The front beds are thriving with twenty species of plants put in. Separating bulb each year fills in the gaps nicely over time: I've quadrupled my initial two hostas, and after starting with twenty-four irises three years ago, I've got seventy (with dibs on some from a neighbor who hasn't separated his in decades). It's the way I learned gardening fifty years ago in the Sandhills, when there were no nurseries and you traded and multiplied stuff to make your garden grow.

The first peony of 2017 is about to pop-

And the rose campions I rescued from slow death under an overgrown gardenia have come into their own. With their maroon flowers against silver-blue foliage, they make a striking contrast to the hostas, irises, and ferns surrounding them. They're a Mediterranean native, a cousin to the carnation, and I'd never seen them until last year. I was pruning and reshaping the gardenia- nearly six feet tall- as my neighbor took a break from telling me I was committing arboricide to admit, for once, she didn't know what the little silver, felt-like leaves starved for light under it were (she also considers the azalea and poison oak indistinguishable).

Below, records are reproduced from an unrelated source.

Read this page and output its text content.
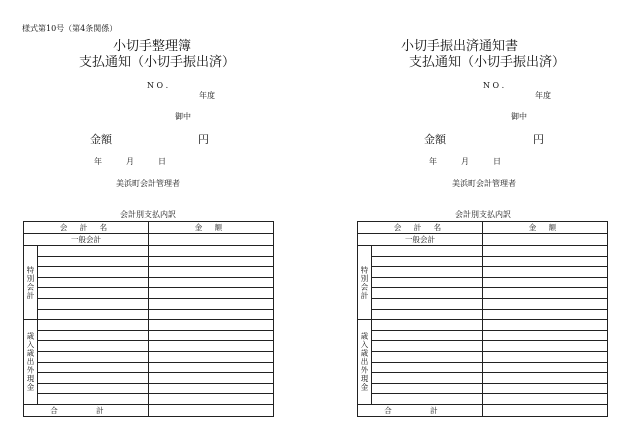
様式第10号（第4条関係）
小切手整理簿
支払通知（小切手振出済）
N O .
年度
御中
金額	円
年	月	日
美浜町会計管理者
会計別支払内訳
会 計 名		金 額
一般会計		
特別会計		

歳入歳出外現金		

合 計		
小切手振出済通知書
支払通知（小切手振出済）
N O .
年度
御中
金額	円
年	月	日
美浜町会計管理者
会計別支払内訳
会 計 名		金 額
一般会計		
特別会計		

歳入歳出外現金		

合 計		
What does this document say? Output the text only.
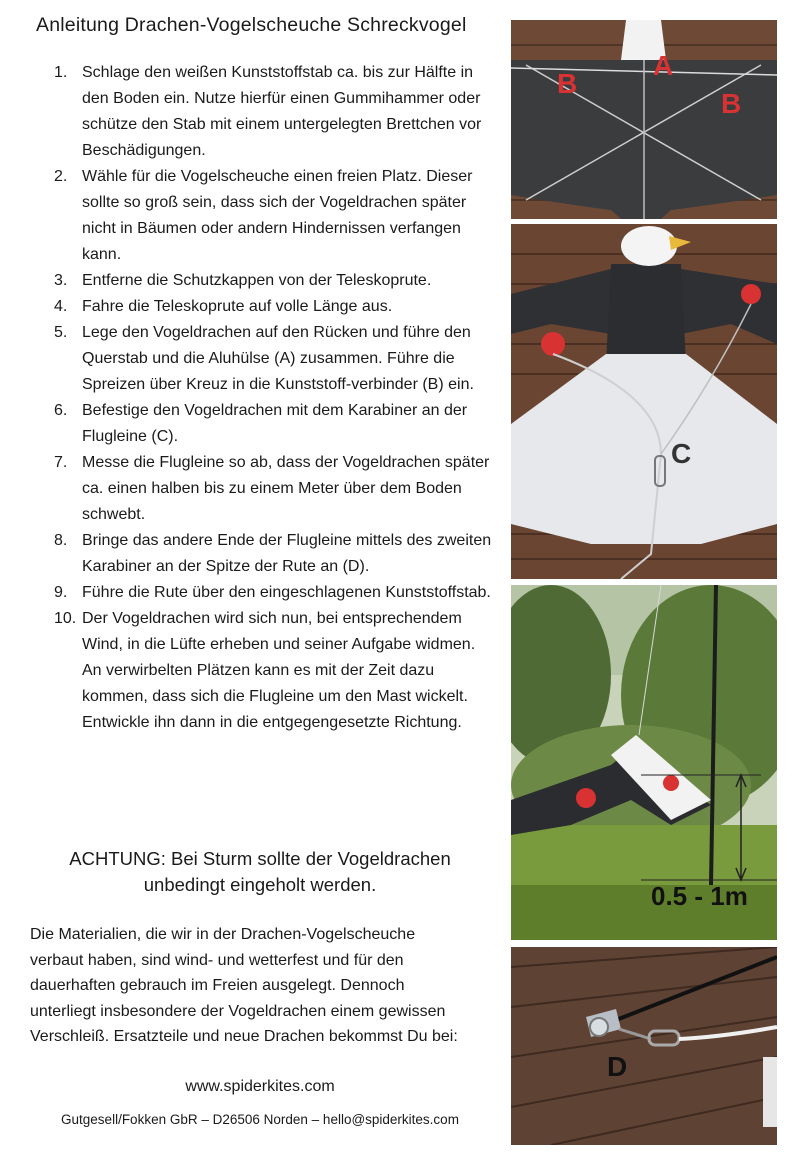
Anleitung Drachen-Vogelscheuche Schreckvogel
1. Schlage den weißen Kunststoffstab ca. bis zur Hälfte in den Boden ein. Nutze hierfür einen Gummihammer oder schütze den Stab mit einem untergelegten Brettchen vor Beschädigungen.
2. Wähle für die Vogelscheuche einen freien Platz. Dieser sollte so groß sein, dass sich der Vogeldrachen später nicht in Bäumen oder andern Hindernissen verfangen kann.
3. Entferne die Schutzkappen von der Teleskoprute.
4. Fahre die Teleskoprute auf volle Länge aus.
5. Lege den Vogeldrachen auf den Rücken und führe den Querstab und die Aluhülse (A) zusammen. Führe die Spreizen über Kreuz in die Kunststoff-verbinder (B) ein.
6. Befestige den Vogeldrachen mit dem Karabiner an der Flugleine (C).
7. Messe die Flugleine so ab, dass der Vogeldrachen später ca. einen halben bis zu einem Meter über dem Boden schwebt.
8. Bringe das andere Ende der Flugleine mittels des zweiten Karabiner an der Spitze der Rute an (D).
9. Führe die Rute über den eingeschlagenen Kunststoffstab.
10. Der Vogeldrachen wird sich nun, bei entsprechendem Wind, in die Lüfte erheben und seiner Aufgabe widmen. An verwirbelten Plätzen kann es mit der Zeit dazu kommen, dass sich die Flugleine um den Mast wickelt. Entwickle ihn dann in die entgegengesetzte Richtung.
ACHTUNG: Bei Sturm sollte der Vogeldrachen unbedingt eingeholt werden.
Die Materialien, die wir in der Drachen-Vogelscheuche verbaut haben, sind wind- und wetterfest und für den dauerhaften gebrauch im Freien ausgelegt. Dennoch unterliegt insbesondere der Vogeldrachen einem gewissen Verschleiß. Ersatzteile und neue Drachen bekommst Du bei:
www.spiderkites.com
Gutgesell/Fokken GbR – D26506 Norden – hello@spiderkites.com
A
B
B
C
0.5 - 1m
D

At the end of the new bed is on of several patches of moss and ferns I got from my neighbor Mildred last fall. I was intrigued: I'd never seen such a ground-hugging fern.

Since I moved them across the street, they have, in more light, become what I call my Meerkat Ferns: upright and on guard.

Also migrating with moss and fern was a clump of wild strawberries. I have several other patches about the back yard and am trying to move them into the herb bed so they don't get mowed over every month. They're not as big, acidic and sweet as commercial sorts, but they are a nice snack just the same.

Well, by now you may think I just strewed some gravel, walked around taking self-congratulatory snaps, and rushed inside to post them in air conditioned comfort.

But I actually did some other work: I finished up a drain path for a gutter that empties into the old front bed. As the 2016 infrastructure project was new gutters and downspouts. Now even a slight rain produces torrents at the four corners. I came into some abandoned Italian kitchen-type stone flooring, pulled out the old cinder block (see dry stream bed, above), and upscaled the erosion guard:

Then, after all the fun, one dull but necessary task: edging thirty feet of sidewalk. Three inches of walkway were reclaimed, and some bald patches in the lawn given Mother Nature's Doctor Bosley treatment with the overgrown strips.

My dad loved edged curbs and sidewalks as much as he loved the razor creases he learned to iron into his Air Force uniforms in Korea. I try to keep up the family standard.

Only 175 feet of driveway left to go.